Our study was inspired by Abt and Baier (2014) who published an article named availability of ground-truth in network security research. In their article, the authors analyzed 106 network security papers over four years (2009–2013) and concluded with three main findings: (1) many researchers manually produced their datasets, (2) datasets are often not released after the work is completed and (3) there is a lack of standardized datasets that are labeled that can be used in research. These weaknesses combined, produced one of the major disadvantages facing the cybersecurity/forensics community to this day, which is low reproducibility, comparability and peer validated research.

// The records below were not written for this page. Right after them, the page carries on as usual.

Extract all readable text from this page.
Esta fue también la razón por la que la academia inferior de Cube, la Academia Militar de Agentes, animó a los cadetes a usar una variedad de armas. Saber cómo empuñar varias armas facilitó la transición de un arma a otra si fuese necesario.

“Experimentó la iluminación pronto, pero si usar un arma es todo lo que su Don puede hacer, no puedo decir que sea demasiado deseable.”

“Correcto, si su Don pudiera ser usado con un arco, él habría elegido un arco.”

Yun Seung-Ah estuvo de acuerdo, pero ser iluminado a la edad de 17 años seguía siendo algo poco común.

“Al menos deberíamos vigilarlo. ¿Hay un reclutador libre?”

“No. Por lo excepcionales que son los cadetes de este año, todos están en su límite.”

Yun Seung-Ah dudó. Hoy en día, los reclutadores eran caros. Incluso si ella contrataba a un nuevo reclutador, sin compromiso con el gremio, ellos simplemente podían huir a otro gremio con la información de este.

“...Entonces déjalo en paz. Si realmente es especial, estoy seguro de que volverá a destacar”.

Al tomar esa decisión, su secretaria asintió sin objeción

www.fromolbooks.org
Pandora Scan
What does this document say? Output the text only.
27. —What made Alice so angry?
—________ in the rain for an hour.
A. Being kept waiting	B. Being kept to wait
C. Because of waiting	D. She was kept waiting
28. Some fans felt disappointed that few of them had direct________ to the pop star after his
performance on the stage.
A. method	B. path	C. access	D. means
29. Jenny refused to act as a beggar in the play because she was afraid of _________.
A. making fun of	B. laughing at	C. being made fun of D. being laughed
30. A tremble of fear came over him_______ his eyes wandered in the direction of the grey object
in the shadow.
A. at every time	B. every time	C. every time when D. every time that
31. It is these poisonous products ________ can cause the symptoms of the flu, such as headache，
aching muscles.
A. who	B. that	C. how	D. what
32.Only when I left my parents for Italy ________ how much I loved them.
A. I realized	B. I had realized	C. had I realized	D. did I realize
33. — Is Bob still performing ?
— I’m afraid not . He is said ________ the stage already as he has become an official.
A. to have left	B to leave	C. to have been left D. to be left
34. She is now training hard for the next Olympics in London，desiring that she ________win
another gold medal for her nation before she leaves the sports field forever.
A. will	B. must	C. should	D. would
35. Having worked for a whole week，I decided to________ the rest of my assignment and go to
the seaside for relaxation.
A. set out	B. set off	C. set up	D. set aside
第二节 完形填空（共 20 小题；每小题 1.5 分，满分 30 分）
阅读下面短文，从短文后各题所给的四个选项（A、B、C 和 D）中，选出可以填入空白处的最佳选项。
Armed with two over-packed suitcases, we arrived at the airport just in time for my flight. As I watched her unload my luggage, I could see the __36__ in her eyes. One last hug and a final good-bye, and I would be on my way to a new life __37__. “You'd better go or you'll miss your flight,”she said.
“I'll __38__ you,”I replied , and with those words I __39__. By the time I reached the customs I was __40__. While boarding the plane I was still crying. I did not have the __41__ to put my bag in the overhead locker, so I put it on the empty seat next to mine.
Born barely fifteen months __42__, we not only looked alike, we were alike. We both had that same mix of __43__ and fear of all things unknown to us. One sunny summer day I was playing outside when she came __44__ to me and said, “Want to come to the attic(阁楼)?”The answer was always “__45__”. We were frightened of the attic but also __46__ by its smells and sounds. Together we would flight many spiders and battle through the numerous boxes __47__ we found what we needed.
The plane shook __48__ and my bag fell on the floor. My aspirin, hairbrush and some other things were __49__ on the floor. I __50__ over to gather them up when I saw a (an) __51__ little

Penrose et al. (2013) (as mentioned in the introduction) and Fitzgerald et al. (2012) also argued that it is poor common practice to perform research and not publish the underlying dataset. Another example comes from Axelsson (2010) who stated that it is “difficult to compare the results we obtain with previous results, since the data was not available for comparison”. To encourage comparative research in the field, he performed his experiment on the open Digital Corpora (see next paragraph). Hence, researchers that want to validate the study can access the dataset. Additional datasets from their work were also made available upon request. A proactive approach was taken by Garfinkel et al. (2009) who outlined the restrictions put on forensic research due to the lack of freely available, standardized datasets. Consequently, Garfinkel lead the creation of the Digital Corpora (digitalcorpora.org) – one of the first free online dataset repositories for digital forensics. Despite its popularity, it seems like the platform is no longer updated – at the time writing, the last post was from September 2014.